I have owned and used Nikon in some form for five decades. I currently have a Nikkormat FT from the 1950s, a chrome unmetered F from the 1960s, an 70s era Apollo FTn, an F2 made later, and an F3HP made later still that I got essentially new in box (and paid way too much for
For pure utility and elegance of simplicity, I don't think anyone ever made a better 35mm SLR than the original F/F2 in their variations (the F2 was really just a better F). I know they are not "modern" in the sense of this thread but these cameras are just bulletproof workhorses that still hold their own 50+ years after original build. I have literally dropped an F from my lap onto a concrete sidewalk as I stood up, forgetting to put the strap on after I reloaded, and the camera just kept working flawlessly.
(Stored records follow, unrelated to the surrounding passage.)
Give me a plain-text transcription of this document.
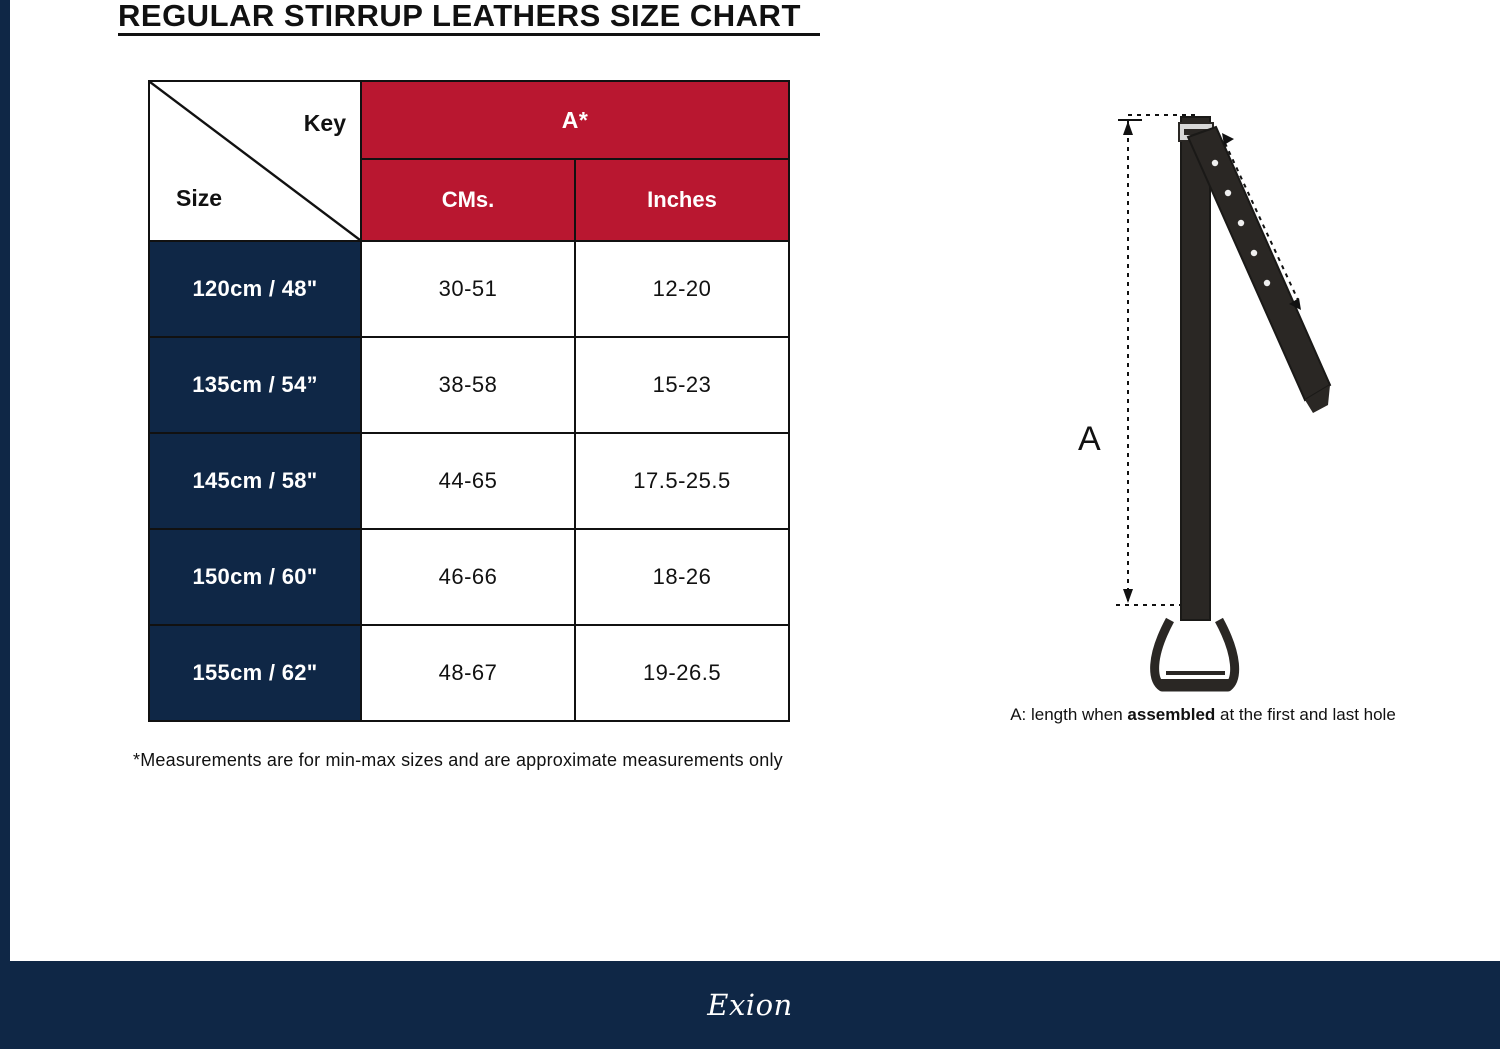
REGULAR STIRRUP LEATHERS SIZE CHART
Key
Size	A*	
	CMs.	Inches
120cm / 48"	30-51	12-20
135cm / 54”	38-58	15-23
145cm / 58"	44-65	17.5-25.5
150cm / 60"	46-66	18-26
155cm / 62"	48-67	19-26.5
*Measurements are for min-max sizes and are approximate measurements only
A
A: length when assembled at the first and last hole
Exion
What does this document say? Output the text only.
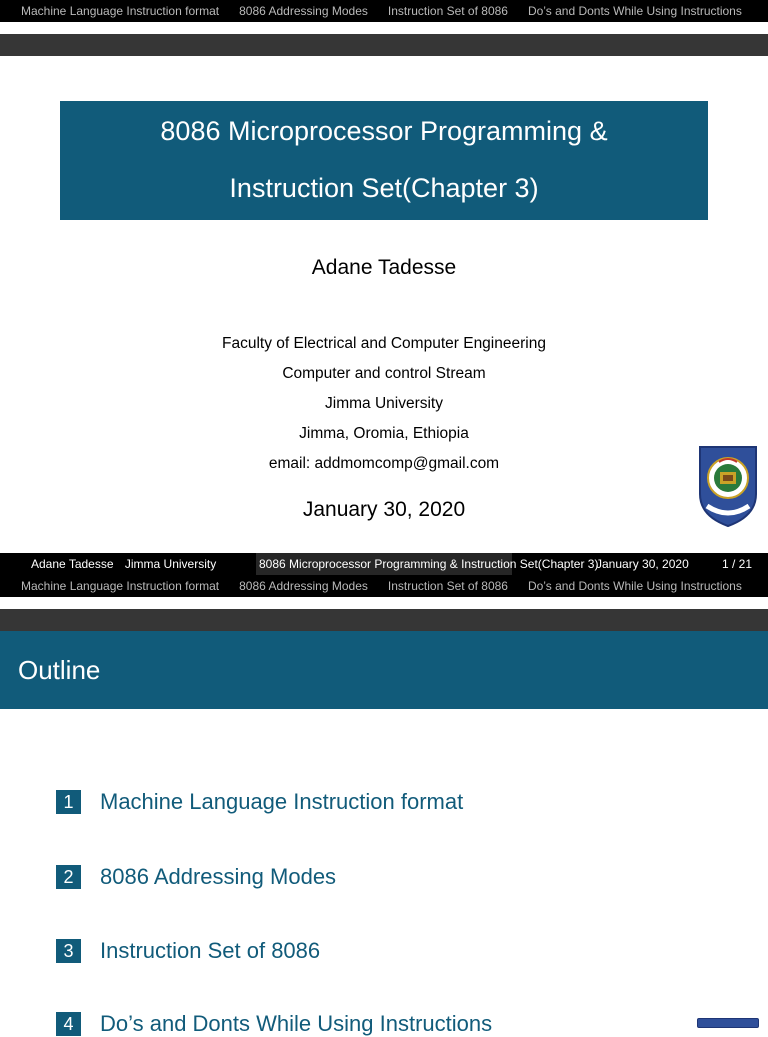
Machine Language Instruction format 8086 Addressing Modes Instruction Set of 8086 Do’s and Donts While Using Instructions
8086 Microprocessor Programming &
Instruction Set(Chapter 3)
Adane Tadesse
Faculty of Electrical and Computer Engineering
Computer and control Stream
Jimma University
Jimma, Oromia, Ethiopia
email: addmomcomp@gmail.com
January 30, 2020
Adane Tadesse Jimma University	8086 Microprocessor Programming & Instruction Set(Chapter 3)
January 30, 2020	1 / 21
Machine Language Instruction format 8086 Addressing Modes Instruction Set of 8086 Do’s and Donts While Using Instructions
Outline
1 Machine Language Instruction format
2 8086 Addressing Modes
3 Instruction Set of 8086
4 Do’s and Donts While Using Instructions
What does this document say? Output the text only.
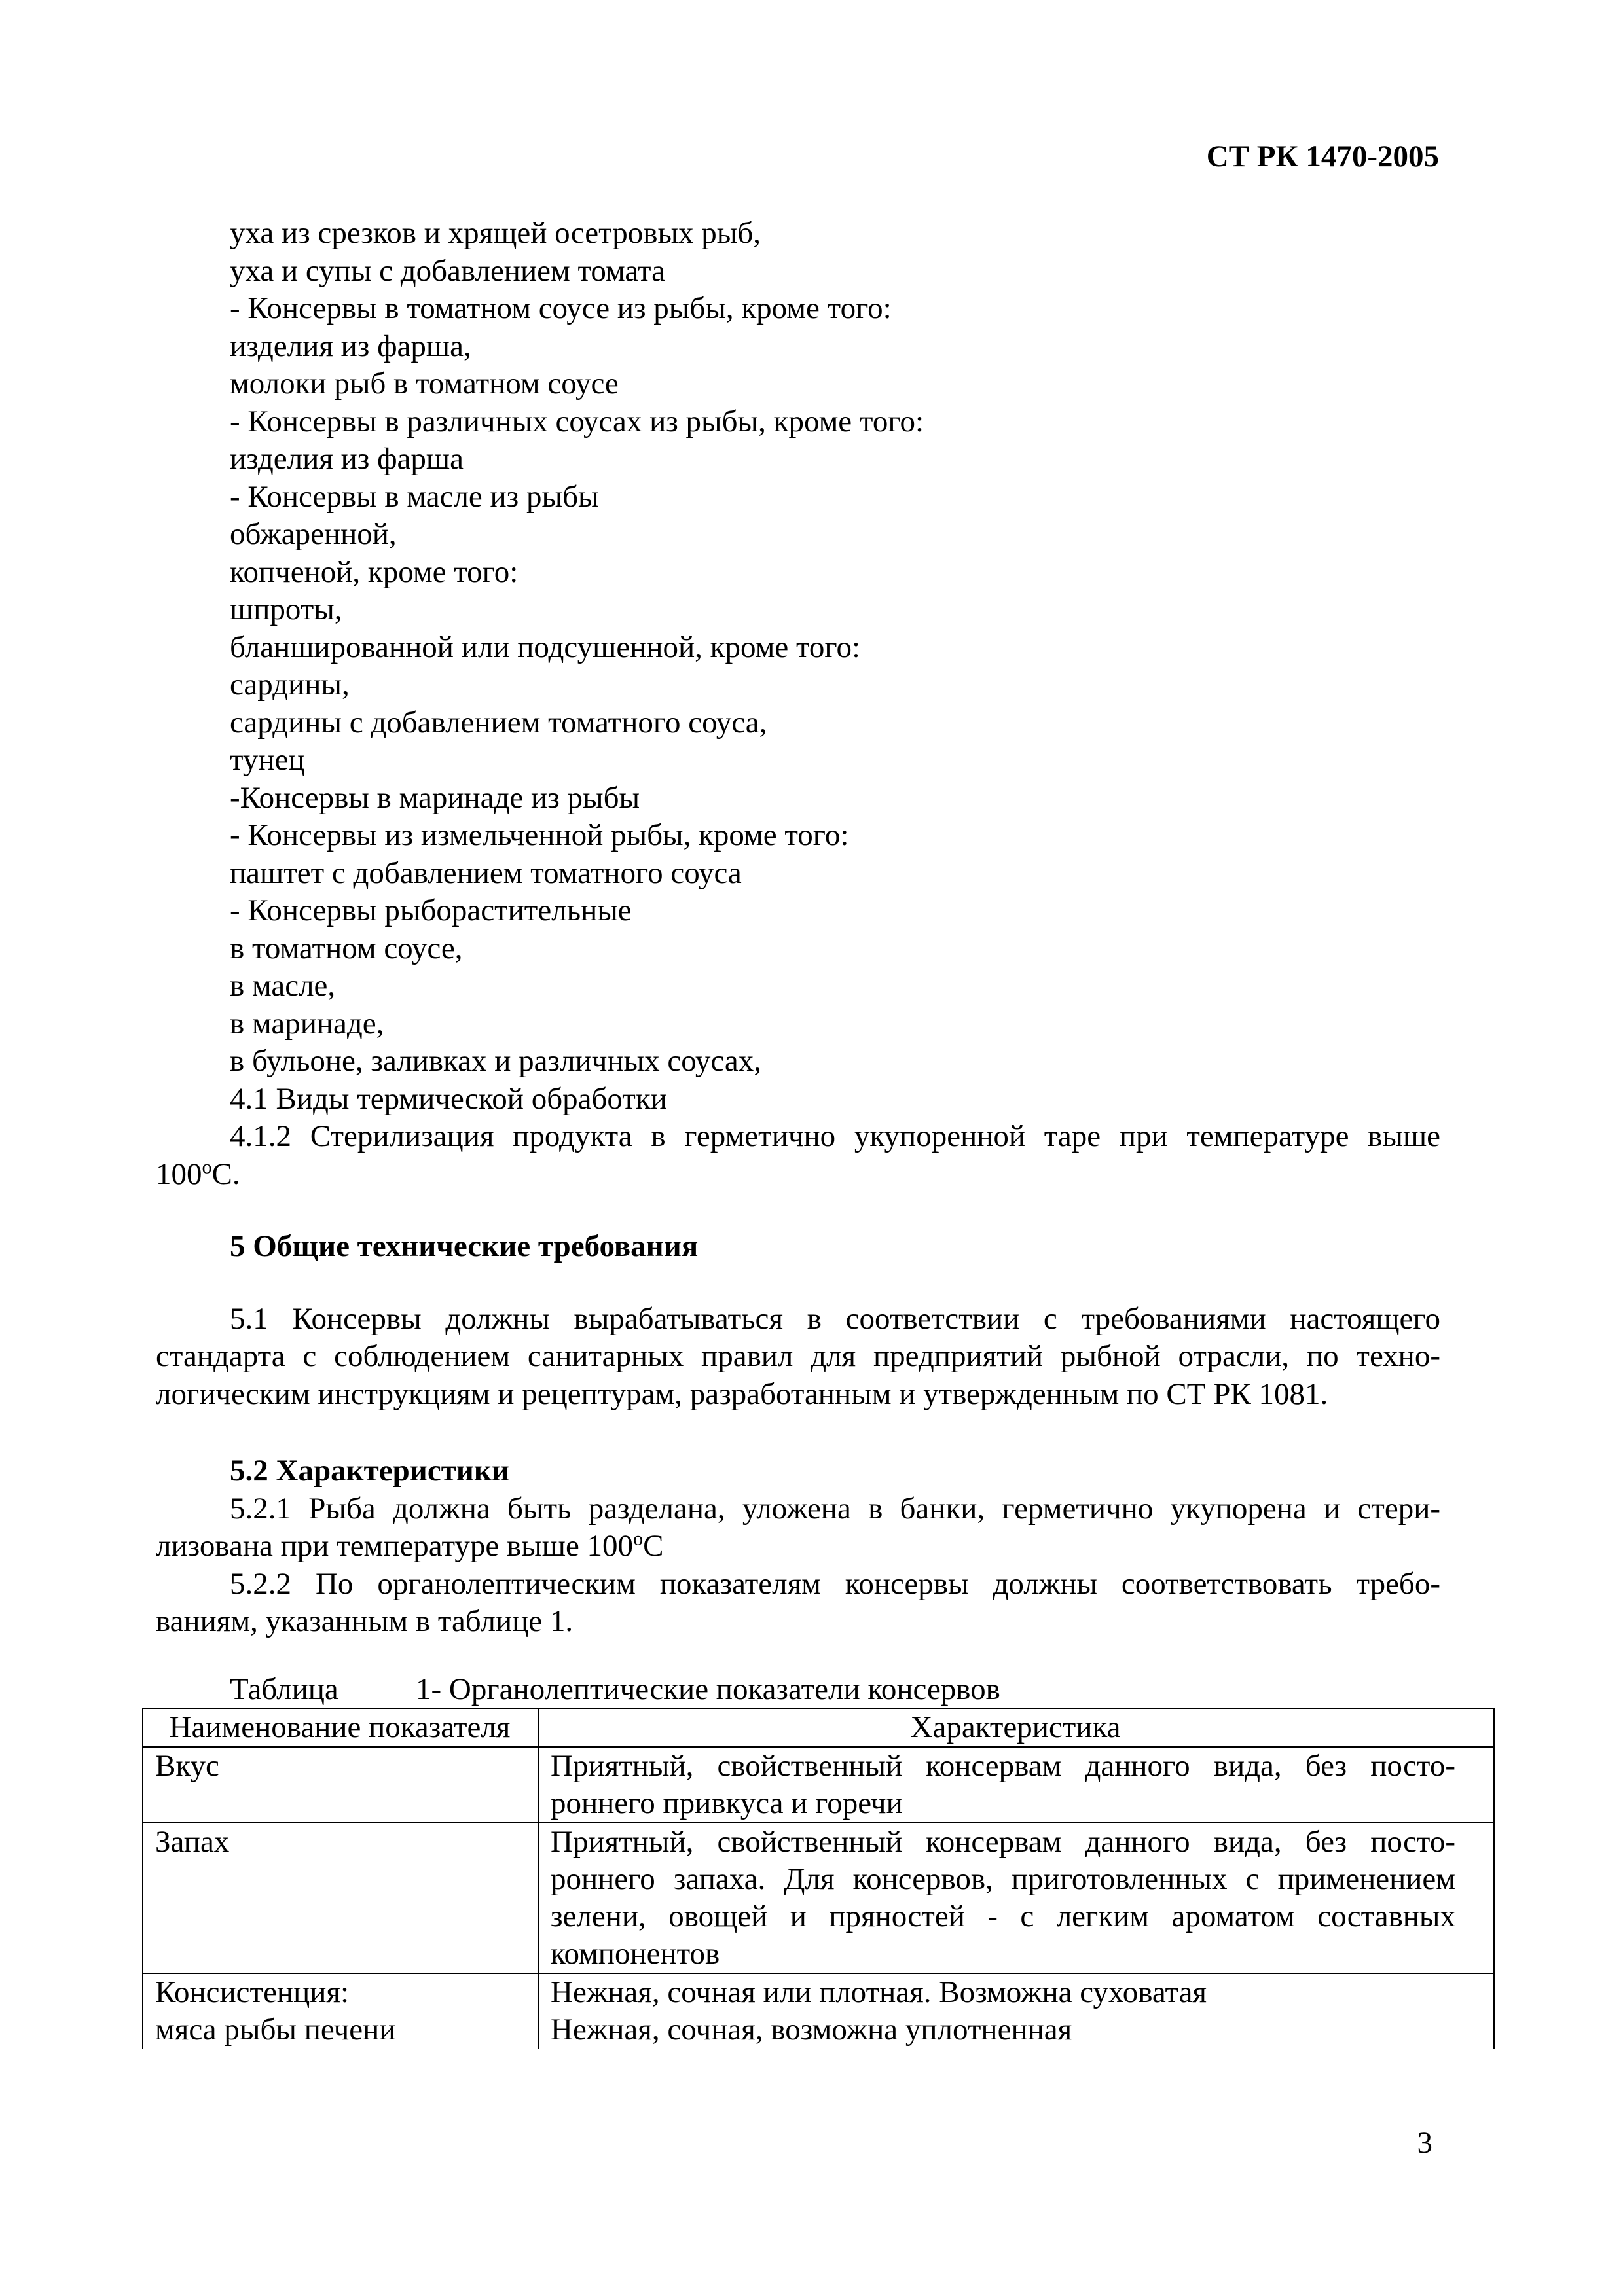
СТ РК 1470-2005

уха из срезков и хрящей осетровых рыб,

уха и супы с добавлением томата

- Консервы в томатном соусе из рыбы, кроме того:

изделия из фарша,

молоки рыб в томатном соусе

- Консервы в различных соусах из рыбы, кроме того:

изделия из фарша

- Консервы в масле из рыбы

обжаренной,

копченой, кроме того:

шпроты,

бланшированной или подсушенной, кроме того:

сардины,

сардины с добавлением томатного соуса,

тунец

-Консервы в маринаде из рыбы

- Консервы из измельченной рыбы, кроме того:

паштет с добавлением томатного соуса

- Консервы рыборастительные

в томатном соусе,

в масле,

в маринаде,

в бульоне, заливках и различных соусах,

4.1 Виды термической обработки

4.1.2 Стерилизация продукта в герметично укупоренной таре при температуре выше

$100^оС$.

5 Общие технические требования

5.1 Консервы должны вырабатываться в соответствии с требованиями настоящего

стандарта с соблюдением санитарных правил для предприятий рыбной отрасли, по техно-

логическим инструкциям и рецептурам, разработанным и утвержденным по СТ РК 1081.

5.2 Характеристики

5.2.1 Рыба должна быть разделана, уложена в банки, герметично укупорена и стери-

лизована при температуре выше $100^оС$

5.2.2 По органолептическим показателям консервы должны соответствовать требо-

ваниям, указанным в таблице 1.

Таблица	1- Органолептические показатели консервов
Наименование показателя	Характеристика
Вкус	Приятный, свойственный консервам данного вида, без посто-
роннего привкуса и горечи

Запах	Приятный, свойственный консервам данного вида, без посто-
роннего запаха. Для консервов, приготовленных с применением
зелени, овощей и пряностей - с легким ароматом составных
компонентов

Консистенция:
мяса рыбы печени	Нежная, сочная или плотная. Возможна суховатая
Нежная, сочная, возможна уплотненная
3
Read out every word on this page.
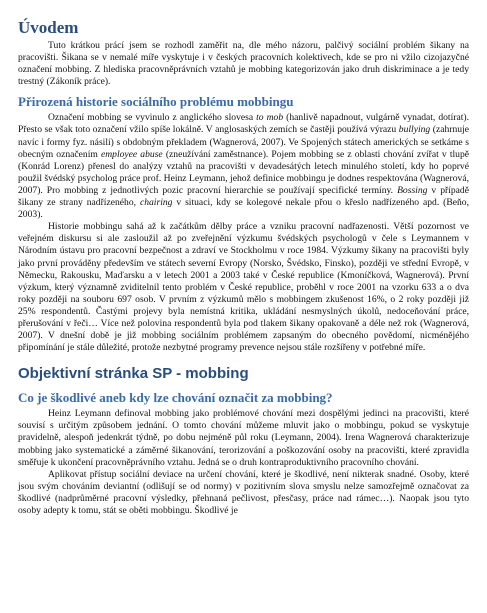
Úvodem

Tuto krátkou prácí jsem se rozhodl zaměřit na, dle mého názoru, palčivý sociální problém šikany na pracovišti. Šikana se v nemalé míře vyskytuje i v českých pracovních kolektivech, kde se pro ni vžilo cizojazyčné označení mobbing. Z hlediska pracovněprávních vztahů je mobbing kategorizován jako druh diskriminace a je tedy trestný (Zákoník práce).

Přirozená historie sociálního problému mobbingu

Označení mobbing se vyvinulo z anglického slovesa to mob (hanlivě napadnout, vulgárně vynadat, dotírat). Přesto se však toto označení vžilo spíše lokálně. V anglosaských zemích se častěji používá výrazu bullying (zahrnuje navíc i formy fyz. násilí) s obdobným překladem (Wagnerová, 2007). Ve Spojených státech amerických se setkáme s obecným označením employee abuse (zneužívání zaměstnance). Pojem mobbing se z oblasti chování zvířat v tlupě (Konrád Lorenz) přenesl do analýzy vztahů na pracovišti v devadesátých letech minulého století, kdy ho poprvé použil švédský psycholog práce prof. Heinz Leymann, jehož definice mobbingu je dodnes respektována (Wagnerová, 2007). Pro mobbing z jednotlivých pozic pracovní hierarchie se používají specifické termíny. Bossing v případě šikany ze strany nadřízeného, chairing v situaci, kdy se kolegové nekale přou o křeslo nadřízeného apd. (Beňo, 2003).

Historie mobbingu sahá až k začátkům dělby práce a vzniku pracovní nadřazenosti. Větší pozornost ve veřejném diskursu si ale zasloužil až po zveřejnění výzkumu švédských psychologů v čele s Leymannem v Národním ústavu pro pracovní bezpečnost a zdraví ve Stockholmu v roce 1984. Výzkumy šikany na pracovišti byly jako první prováděny především ve státech severní Evropy (Norsko, Švédsko, Finsko), později ve střední Evropě, v Německu, Rakousku, Maďarsku a v letech 2001 a 2003 také v České republice (Kmoníčková, Wagnerová). První výzkum, který významně zviditelnil tento problém v České republice, proběhl v roce 2001 na vzorku 633 a o dva roky později na souboru 697 osob. V prvním z výzkumů mělo s mobbingem zkušenost 16%, o 2 roky později již 25% respondentů. Častými projevy byla nemístná kritika, ukládání nesmyslných úkolů, nedoceňování práce, přerušování v řeči… Více než polovina respondentů byla pod tlakem šikany opakovaně a déle než rok (Wagnerová, 2007). V dnešní době je již mobbing sociálním problémem zapsaným do obecného povědomí, nicméněj​ého připomínání je stále důležité, protože nezbytné programy prevence nejsou stále rozšířeny v potřebné míře.

Objektivní stránka SP - mobbing
Co je škodlivé aneb kdy lze chování označit za mobbing?

Heinz Leymann definoval mobbing jako problémové chování mezi dospělými jedinci na pracovišti, které souvisí s určitým způsobem jednání. O tomto chování můžeme mluvit jako o mobbingu, pokud se vyskytuje pravidelně, alespoň jedenkrát týdně, po dobu nejméně půl roku (Leymann, 2004). Irena Wagnerová charakterizuje mobbing jako systematické a záměrné šikanování, terorizování a poškozování osoby na pracovišti, které zpravidla směřuje k ukončení pracovněprávního vztahu. Jedná se o druh kontraproduktivního pracovního chování.

Aplikovat přístup sociální deviace na určení chování, které je škodlivé, není nikterak snadné. Osoby, které jsou svým chováním deviantní (odlišují se od normy) v pozitivním slova smyslu nelze samozřejmě označovat za škodlivé (nadprůměrné pracovní výsledky, přehnaná pečlivost, přesčasy, práce nad rámec…). Naopak jsou tyto osoby adepty k tomu, stát se oběti mobbingu. Škodlivé je
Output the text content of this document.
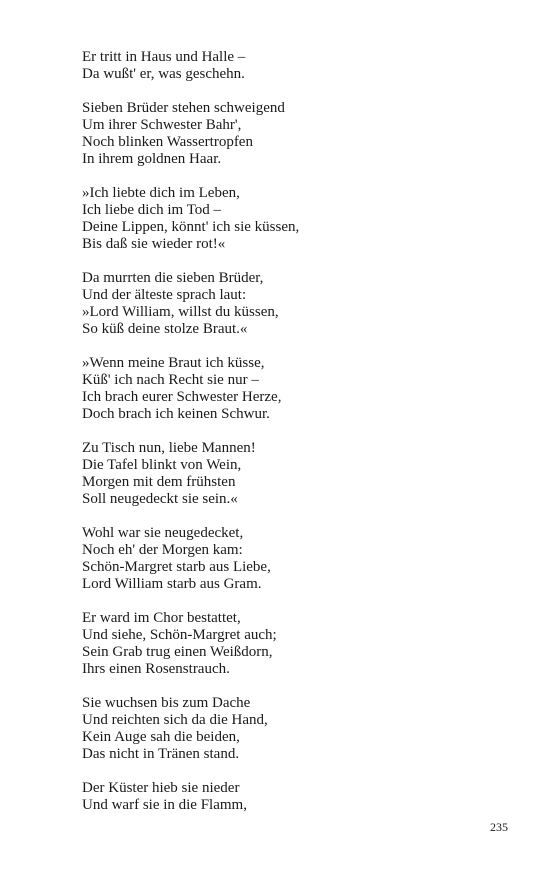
Er tritt in Haus und Halle –
Da wußt' er, was geschehn.
Sieben Brüder stehen schweigend
Um ihrer Schwester Bahr',
Noch blinken Wassertropfen
In ihrem goldnen Haar.
»Ich liebte dich im Leben,
Ich liebe dich im Tod –
Deine Lippen, könnt' ich sie küssen,
Bis daß sie wieder rot!«
Da murrten die sieben Brüder,
Und der älteste sprach laut:
»Lord William, willst du küssen,
So küß deine stolze Braut.«
»Wenn meine Braut ich küsse,
Küß' ich nach Recht sie nur –
Ich brach eurer Schwester Herze,
Doch brach ich keinen Schwur.
Zu Tisch nun, liebe Mannen!
Die Tafel blinkt von Wein,
Morgen mit dem frühsten
Soll neugedeckt sie sein.«
Wohl war sie neugedecket,
Noch eh' der Morgen kam:
Schön-Margret starb aus Liebe,
Lord William starb aus Gram.
Er ward im Chor bestattet,
Und siehe, Schön-Margret auch;
Sein Grab trug einen Weißdorn,
Ihrs einen Rosenstrauch.
Sie wuchsen bis zum Dache
Und reichten sich da die Hand,
Kein Auge sah die beiden,
Das nicht in Tränen stand.
Der Küster hieb sie nieder
Und warf sie in die Flamm,
235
I'd love to love the F3 more than I do. It's a wonderful "next turn of the crank" from the F/F2 era. The shutter, in particular, is an accurate and highly reliable piece of machinery. But my love for the F3 is tempered with my hate for its meter. That LCD with a backlight button has no place on a pro camera. It's just consumer grade eye candy that's hard to see and harder to use. What's maddening about this is that LEDs were well available during the F3 design cycle. The way Leica handled this in the M6 is waaaaaaay better.
So when I reach for a 35mm SLR, it's almost always and an F or the F2. (The Nikkormat is my cheap "car camera" that works remarkably well 70ish years after being built.) I do use my "modern" F3 from time to time more out of nostalgia than anything, but then the clumsy metering in low light shows up and I got back to one of the other bodies.